O líder do JPP cita François Mitterrand, que escrever que «o poder absoluto tem razões que a República desconhece» (1964). Para Élvio Sousa, "a frase serve para demonstrar as raízes do duro golpe à Autonomia das Regiões Autónomas, perpetuado pelo Primeiro-Ministro Luís Montenegro e pelo presidente da República Marcelo Rebelo de Sousa, com as recentes alterações ao Subsídio Social de Mobilidade (SSM)". Isto porque, "tudo parece roçar à volta do excessivo centralismo que alimenta há séculos o poder político, com génese no absolutismo".
As declarações do também deputado surgem depois de Marcelo Rebelo de Sousa ter promulgado o diploma apesar de reconhecer reservas substanciais quanto ao seu conteúdo. Conforme recorda Élvio Sousa, Marcelo Rebelo de Sousa admitiu ter “dúvidas sobre a nova obrigatoriedade de ausência de dívidas ao Fisco e à Segurança Social, incluindo a obrigatoriedade, se necessário, de o cidadão ter de entregar documento comprovativo da situação contributiva – matéria que é, ou deveria ser, por força da legislação vigente, do conhecimento do Estado”, conforme consta da nota publicada no site da Presidência da República.
PR promulga diploma do Subsídio de Mobilidade mesmo com dúvidas sobre as dívidas ao Estado
O Presidente da República promulgou, ontem, o diploma que altera o Decreto-Lei n.º 37-A/2025, de 24 de Março, que define um novo modelo para a atribuição de um Subsídio Social de Mobilidade, no âmbito dos serviços aéreos entre o Continente e as regiões Autónomas.
Ainda assim, o deputado é perentório ao afirmar que “dúvidas não ilibam responsabilidades”. Na sua perspectiva política, o Presidente da República “poderia ter, pura e simplesmente, devolvido o diploma ao Governo para correcção. Não o fez. É conivente!”.

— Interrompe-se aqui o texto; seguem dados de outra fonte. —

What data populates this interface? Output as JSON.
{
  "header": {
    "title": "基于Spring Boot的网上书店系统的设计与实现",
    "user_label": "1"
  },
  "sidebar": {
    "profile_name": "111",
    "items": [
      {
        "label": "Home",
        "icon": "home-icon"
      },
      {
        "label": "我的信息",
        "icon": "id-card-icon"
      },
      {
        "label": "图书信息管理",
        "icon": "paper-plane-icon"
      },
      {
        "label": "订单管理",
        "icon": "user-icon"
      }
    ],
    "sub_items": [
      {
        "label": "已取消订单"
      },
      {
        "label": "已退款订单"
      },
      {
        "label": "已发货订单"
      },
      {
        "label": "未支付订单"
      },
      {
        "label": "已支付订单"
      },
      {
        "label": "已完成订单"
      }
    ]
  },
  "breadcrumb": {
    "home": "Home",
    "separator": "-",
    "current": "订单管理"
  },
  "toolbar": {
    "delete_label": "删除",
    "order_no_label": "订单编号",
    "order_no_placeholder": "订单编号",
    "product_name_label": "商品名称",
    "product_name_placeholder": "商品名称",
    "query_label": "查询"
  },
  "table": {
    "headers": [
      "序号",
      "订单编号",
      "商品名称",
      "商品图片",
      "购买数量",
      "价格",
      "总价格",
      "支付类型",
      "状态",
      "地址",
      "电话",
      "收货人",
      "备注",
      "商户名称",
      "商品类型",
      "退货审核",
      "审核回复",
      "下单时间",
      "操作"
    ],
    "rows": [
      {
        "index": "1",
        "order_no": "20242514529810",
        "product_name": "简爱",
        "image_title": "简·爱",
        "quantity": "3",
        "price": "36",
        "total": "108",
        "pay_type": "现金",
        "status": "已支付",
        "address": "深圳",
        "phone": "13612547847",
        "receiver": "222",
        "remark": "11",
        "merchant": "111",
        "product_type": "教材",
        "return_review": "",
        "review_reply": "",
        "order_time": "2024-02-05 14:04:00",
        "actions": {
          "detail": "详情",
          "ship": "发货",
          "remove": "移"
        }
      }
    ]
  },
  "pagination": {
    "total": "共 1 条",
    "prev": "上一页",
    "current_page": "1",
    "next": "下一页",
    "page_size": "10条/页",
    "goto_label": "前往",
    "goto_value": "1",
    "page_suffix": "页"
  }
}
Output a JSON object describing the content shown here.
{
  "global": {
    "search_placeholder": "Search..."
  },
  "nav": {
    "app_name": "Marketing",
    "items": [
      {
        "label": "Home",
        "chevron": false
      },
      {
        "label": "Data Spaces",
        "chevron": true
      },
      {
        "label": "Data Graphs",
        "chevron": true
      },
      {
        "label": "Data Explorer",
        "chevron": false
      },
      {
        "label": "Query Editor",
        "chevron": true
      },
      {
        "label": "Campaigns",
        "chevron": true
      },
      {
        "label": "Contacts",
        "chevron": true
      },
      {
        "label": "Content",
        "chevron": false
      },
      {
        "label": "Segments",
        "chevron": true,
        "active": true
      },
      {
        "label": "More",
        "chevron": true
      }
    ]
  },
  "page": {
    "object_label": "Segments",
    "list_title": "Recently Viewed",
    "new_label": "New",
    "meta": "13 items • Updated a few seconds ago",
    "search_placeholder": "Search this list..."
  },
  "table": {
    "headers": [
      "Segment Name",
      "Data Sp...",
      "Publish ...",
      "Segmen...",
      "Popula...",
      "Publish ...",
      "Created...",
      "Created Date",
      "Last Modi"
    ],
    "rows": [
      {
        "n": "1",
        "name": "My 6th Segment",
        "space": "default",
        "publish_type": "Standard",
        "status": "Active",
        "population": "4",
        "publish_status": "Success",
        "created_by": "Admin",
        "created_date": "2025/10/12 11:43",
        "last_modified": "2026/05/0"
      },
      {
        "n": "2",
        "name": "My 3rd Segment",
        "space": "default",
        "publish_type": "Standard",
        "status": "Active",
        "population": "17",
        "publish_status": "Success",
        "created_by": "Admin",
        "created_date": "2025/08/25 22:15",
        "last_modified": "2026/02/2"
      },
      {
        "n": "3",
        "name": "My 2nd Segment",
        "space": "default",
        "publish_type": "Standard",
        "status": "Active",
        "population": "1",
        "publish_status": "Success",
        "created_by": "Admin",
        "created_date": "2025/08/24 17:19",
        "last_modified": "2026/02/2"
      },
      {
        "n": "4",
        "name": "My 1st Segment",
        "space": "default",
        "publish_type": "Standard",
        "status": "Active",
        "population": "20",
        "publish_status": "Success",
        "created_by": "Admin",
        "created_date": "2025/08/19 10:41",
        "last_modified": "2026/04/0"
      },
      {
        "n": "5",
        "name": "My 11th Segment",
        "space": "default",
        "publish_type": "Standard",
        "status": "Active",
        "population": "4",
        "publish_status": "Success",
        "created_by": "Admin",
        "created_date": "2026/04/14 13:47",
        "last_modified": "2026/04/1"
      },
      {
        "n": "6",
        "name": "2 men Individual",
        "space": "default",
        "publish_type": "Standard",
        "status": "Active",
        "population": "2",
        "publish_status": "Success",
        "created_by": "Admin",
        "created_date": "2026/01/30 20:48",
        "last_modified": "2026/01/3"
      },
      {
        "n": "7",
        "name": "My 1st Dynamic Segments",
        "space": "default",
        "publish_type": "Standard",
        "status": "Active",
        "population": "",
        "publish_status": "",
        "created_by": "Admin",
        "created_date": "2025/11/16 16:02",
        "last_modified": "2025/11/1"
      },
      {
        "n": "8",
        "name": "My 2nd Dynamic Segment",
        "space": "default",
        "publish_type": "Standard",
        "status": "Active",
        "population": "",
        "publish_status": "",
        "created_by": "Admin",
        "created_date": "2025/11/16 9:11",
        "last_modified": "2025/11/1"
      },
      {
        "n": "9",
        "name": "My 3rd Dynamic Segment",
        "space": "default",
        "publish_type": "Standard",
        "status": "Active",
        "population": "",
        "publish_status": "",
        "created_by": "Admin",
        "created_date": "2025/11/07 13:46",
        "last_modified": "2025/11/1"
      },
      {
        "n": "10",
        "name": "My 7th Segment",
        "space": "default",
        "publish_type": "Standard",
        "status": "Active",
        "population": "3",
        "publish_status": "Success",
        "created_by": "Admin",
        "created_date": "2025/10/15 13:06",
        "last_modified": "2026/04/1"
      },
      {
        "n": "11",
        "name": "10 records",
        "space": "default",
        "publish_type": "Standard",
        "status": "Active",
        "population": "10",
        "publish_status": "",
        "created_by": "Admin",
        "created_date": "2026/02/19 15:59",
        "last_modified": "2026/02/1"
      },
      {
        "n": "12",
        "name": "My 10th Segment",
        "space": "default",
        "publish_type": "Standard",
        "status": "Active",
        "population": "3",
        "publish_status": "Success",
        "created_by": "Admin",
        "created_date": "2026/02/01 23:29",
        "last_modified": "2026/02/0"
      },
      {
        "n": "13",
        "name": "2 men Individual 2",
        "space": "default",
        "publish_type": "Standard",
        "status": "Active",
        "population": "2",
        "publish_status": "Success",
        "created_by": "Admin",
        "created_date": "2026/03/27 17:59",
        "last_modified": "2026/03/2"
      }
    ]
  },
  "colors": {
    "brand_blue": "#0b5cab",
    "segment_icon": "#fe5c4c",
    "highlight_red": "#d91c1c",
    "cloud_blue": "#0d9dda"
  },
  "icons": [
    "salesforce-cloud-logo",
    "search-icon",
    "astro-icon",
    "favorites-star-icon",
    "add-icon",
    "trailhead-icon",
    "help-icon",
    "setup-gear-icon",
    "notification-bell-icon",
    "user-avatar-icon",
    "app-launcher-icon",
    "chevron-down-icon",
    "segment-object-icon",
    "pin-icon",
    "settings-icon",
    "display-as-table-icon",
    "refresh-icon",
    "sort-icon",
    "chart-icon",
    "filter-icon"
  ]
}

Olhando para a actuação do Governo, Élvio Sousa critica as declarações do Primeiro-Ministro Luís Montenegro na Assembleia da República, em resposta ao deputado Filipe Sousa. O chefe do Governo falou em “reciprocidade de ter a situação [contributiva] regularizada”, “ignorando que o mesmo não é exigido aos beneficiários do Continente, cujo Estado subsidia a mobilidade de diferentes formas (Carris, Metro, CP, Transtejo e por aí adiante)”. O líder do JPP destaca ainda que Filipe Sousa é “o único deputado eleito pelas Regiões Autónomas com coragem para confrontar o Primeiro-Ministro”.
Luís Montenegro, na linha de Passos Coelho, confunde obrigações constitucionais do Estado com subsídios”. O deputado sublinha que “o Subsídio Social de Mobilidade (SSM) não é um favor nem uma benesse do Estado. É uma obrigação constitucional e estatutária, criada para compensar os custos estruturais que resultam da nossa condição insular Élvio Sousa
Para o líder do maior partido da oposição, está em causa um princípio estruturante do regime democrático e autonómico, uma vez que “está em causa um valor muito mais profundo: o respeito pela Autonomia das Regiões, pela continuidade territorial, pela coesão social e pela igualdade de direitos dos madeirenses e dos açorianos”. Ao condicionar o acesso ao SSM à inexistência de dívidas fiscais ou contributivas, Élvio Sousa considera que “o Governo da República desvirtua a finalidade do regime, transforma um instrumento de coesão territorial num mecanismo de coerção fiscal e penaliza quem já vive, com custos acrescidos, por razões que obviamente não escolheu”.
O deputado denuncia ainda que a medida “não distingue situações, não avalia necessidades, não mede a proporcionalidade”, concluindo que “é inaceitável num Estado de Direito”. Na sua leitura política, “Marcelo e Montenegro castigaram a insularidade, os portugueses das Ilhas e os direitos autonómicos”.